Jul 5, 2025
By
Patrick Moreau

Hey friends,
I'm writing this from my bed in Bali, speaking into my phone because typing feels like too much right now. I've got a pretty aggressive flu, body aches, the works. And here's the thing – tomorrow morning, I board a plane to Papua New Guinea.
The Goal (And Why This Matters)
We're not just taking a trip. We're traveling to one of the most remote regions of Papua New Guinea to meet with the Tolai people, participate in their consciousness ceremonies, and sit with their elders to understand how they view the natural world and human consciousness.
This isn't a casual visit. It requires a small plane to get there, then hours of driving through challenging terrain. It's the kind of opportunity that might come once in a lifetime – if you're willing to architect it.
The Reality Check
But here's where permissionless living gets real:
Problem #1: I'm the sole camera operator and gear manager for this shoot. Every technical aspect falls on me. And I'm currently running a fever.
Problem #2: Evan's visa still isn't cleared. She's about to board a 30-hour flight to Papua New Guinea without knowing if they'll let her in the country. Her option was to play it safe and stay home. Instead, she chose to get on the plane and figure it out when she lands.
Problem #3: Our fixer – the person handling all our logistics on the ground – is recovering from malaria. She's had it multiple times before. She could easily say "I'm out." Instead, she's saying "I'll be ready."
This is a very small crew heading into a very remote area with a very ambitious goal. And literally everything that could complicate this mission is currently happening.
The Permission-Less Reality
Here's what I need you to understand: permissionless living isn't easy.
In many ways, waiting for someone else to give you the promotion, award you the contract, or grant you access is actually easier. You can sit back and wait for that door to open. You can spend your whole life waiting.
But when you choose to architect your own experiences and outcomes, you can't mistake that choice for it being simple or comfortable.
The Buddhist traditions got this right – suffering is an inherent part of life. But here's what they also understood: we choose our hard.
You can choose the hard of waiting, wondering, and watching opportunities pass by.
Or you can choose the hard of showing up despite the obstacles, figuring it out as you go, and refusing to stand down when things get complicated.
What This Looks Like in Practice
Tomorrow, I will get on that plane. I will deliver what I need to deliver in Papua New Guinea. I hope to do it with less pain, but my body will do what it does – and that won't stop me.
Evan will land in a country that might not let her in, and we'll solve that problem on the ground.
Our fixer will show up despite recovering from malaria because that's what commitment looks like.
And if we exercise every single option and it doesn't work? Then it doesn't work. But we're not standing down because we're sick, or because we don't have a visa, or because we have 15 other excuses why this won't succeed.
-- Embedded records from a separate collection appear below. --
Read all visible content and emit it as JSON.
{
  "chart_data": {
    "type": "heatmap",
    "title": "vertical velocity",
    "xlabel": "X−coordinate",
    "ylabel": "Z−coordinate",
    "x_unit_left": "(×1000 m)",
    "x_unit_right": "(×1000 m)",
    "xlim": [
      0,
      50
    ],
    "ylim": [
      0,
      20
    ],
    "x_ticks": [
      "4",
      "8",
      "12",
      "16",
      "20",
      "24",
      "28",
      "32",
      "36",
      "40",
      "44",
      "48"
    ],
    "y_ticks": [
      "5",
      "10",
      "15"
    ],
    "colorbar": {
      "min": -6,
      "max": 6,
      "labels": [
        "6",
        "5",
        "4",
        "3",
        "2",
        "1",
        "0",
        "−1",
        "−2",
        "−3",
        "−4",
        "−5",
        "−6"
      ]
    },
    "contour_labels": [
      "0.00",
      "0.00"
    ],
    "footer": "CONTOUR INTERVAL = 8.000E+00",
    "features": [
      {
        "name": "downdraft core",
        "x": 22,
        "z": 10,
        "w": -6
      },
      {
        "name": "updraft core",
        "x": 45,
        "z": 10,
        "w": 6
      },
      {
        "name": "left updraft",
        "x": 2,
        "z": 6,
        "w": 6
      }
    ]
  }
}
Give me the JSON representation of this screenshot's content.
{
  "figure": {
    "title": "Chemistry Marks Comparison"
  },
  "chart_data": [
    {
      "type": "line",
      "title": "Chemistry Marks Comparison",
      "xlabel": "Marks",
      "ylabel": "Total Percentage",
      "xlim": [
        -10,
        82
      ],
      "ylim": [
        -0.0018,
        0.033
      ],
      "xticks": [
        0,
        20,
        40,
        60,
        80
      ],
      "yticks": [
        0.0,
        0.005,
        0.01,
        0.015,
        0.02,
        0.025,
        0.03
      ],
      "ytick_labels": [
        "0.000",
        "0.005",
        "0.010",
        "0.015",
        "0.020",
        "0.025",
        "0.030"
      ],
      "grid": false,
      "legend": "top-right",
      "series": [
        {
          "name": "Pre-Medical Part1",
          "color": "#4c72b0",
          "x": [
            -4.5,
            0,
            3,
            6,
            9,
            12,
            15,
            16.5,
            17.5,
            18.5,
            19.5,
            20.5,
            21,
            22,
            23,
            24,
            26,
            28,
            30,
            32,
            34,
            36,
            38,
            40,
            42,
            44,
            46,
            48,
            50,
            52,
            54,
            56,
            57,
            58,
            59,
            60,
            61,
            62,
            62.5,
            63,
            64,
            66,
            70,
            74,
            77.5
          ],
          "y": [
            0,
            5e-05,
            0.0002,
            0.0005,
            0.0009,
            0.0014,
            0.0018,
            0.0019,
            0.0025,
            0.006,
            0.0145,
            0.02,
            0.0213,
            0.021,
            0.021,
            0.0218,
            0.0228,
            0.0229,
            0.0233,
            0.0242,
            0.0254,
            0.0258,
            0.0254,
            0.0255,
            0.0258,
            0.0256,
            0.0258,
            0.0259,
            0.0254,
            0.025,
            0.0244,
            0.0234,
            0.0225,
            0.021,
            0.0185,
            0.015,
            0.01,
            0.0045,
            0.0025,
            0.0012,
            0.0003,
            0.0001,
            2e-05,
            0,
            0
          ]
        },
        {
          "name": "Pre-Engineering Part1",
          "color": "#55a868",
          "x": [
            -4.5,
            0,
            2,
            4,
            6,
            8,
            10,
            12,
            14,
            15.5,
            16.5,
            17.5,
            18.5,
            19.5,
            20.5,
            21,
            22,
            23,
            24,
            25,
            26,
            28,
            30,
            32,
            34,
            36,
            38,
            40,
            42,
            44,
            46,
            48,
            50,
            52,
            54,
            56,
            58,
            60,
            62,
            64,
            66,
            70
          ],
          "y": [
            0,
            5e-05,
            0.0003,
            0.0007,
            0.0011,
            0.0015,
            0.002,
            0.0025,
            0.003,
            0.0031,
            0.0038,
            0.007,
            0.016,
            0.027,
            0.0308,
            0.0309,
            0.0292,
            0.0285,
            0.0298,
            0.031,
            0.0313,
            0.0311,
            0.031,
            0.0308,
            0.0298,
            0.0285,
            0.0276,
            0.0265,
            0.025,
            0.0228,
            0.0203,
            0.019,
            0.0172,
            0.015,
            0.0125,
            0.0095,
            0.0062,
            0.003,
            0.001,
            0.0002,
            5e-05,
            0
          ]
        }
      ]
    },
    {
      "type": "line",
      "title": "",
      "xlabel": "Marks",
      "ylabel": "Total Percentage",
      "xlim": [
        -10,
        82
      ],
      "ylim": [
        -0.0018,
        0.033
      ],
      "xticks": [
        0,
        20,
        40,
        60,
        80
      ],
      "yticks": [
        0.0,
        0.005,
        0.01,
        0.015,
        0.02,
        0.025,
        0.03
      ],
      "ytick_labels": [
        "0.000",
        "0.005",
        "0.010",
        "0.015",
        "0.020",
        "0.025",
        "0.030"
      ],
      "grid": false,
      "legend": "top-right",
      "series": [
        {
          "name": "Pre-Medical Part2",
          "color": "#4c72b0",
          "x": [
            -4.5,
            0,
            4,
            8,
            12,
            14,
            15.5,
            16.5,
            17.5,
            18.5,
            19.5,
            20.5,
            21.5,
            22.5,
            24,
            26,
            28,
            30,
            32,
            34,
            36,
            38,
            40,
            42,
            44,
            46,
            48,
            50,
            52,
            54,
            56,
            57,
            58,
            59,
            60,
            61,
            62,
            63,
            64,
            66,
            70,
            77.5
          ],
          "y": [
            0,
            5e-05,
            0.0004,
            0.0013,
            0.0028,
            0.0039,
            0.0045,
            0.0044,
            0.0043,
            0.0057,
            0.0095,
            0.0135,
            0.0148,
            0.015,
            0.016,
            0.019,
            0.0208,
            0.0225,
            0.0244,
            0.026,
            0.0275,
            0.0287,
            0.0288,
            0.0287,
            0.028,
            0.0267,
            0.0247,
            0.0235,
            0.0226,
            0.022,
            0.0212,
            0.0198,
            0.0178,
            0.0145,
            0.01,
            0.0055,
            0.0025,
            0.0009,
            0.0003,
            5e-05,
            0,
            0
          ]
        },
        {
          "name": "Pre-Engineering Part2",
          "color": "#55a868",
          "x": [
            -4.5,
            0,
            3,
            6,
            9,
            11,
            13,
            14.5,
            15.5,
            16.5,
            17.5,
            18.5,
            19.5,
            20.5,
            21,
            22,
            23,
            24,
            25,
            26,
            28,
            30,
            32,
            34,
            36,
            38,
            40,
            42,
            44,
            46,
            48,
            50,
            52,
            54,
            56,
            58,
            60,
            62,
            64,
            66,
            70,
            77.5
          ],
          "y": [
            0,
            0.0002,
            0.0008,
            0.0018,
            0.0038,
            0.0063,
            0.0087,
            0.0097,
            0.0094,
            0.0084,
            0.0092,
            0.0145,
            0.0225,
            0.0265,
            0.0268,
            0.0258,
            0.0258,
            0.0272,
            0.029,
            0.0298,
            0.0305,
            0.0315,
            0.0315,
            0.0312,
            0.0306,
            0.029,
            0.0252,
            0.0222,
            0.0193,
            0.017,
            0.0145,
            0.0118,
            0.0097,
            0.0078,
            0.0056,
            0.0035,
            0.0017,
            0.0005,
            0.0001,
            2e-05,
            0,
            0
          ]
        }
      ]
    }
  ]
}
We're going to show up at the door. We're going to keep asking. We're going to ask nicely, then we're going to try to outsmart the problem.
And I have a feeling we just might pull this off.
The Freedom in Choosing Your Hard
There's something liberating about this approach. I'm not worried every day that this might happen or that might go wrong. I'm not paralyzed by the possibility that we might fly all the way to Papua New Guinea and get denied entry.
When you truly embrace permissionless living, you stop making decisions based on what might go wrong and start making them based on what you're trying to create.
You architect experiences that few people get to have because they waited for permission. Or because they opted out when they saw one, two, three, or five obstacles standing in their way.
Your Turn
This is permissionless from the ground. This is what it actually looks like when you stop consuming other people's adventures and start designing your own.
What hard are you choosing? And more importantly – what remarkable experience are you not architecting because you're waiting for the conditions to be perfect?
The conditions are never perfect. The obstacles are always there. The question isn't whether challenges will appear – it's whether you'll let them stop you from creating what you really want.
I'll update you from Papua New Guinea (assuming we make it in).
Until then, choose your hard wisely.
– Patrick
ps - If you're sitting on an idea, a dream, or an opportunity you've been waiting to pursue "when the time is right" – consider this your reminder that there's never a perfect time. There's only the time you decide to architect it into reality.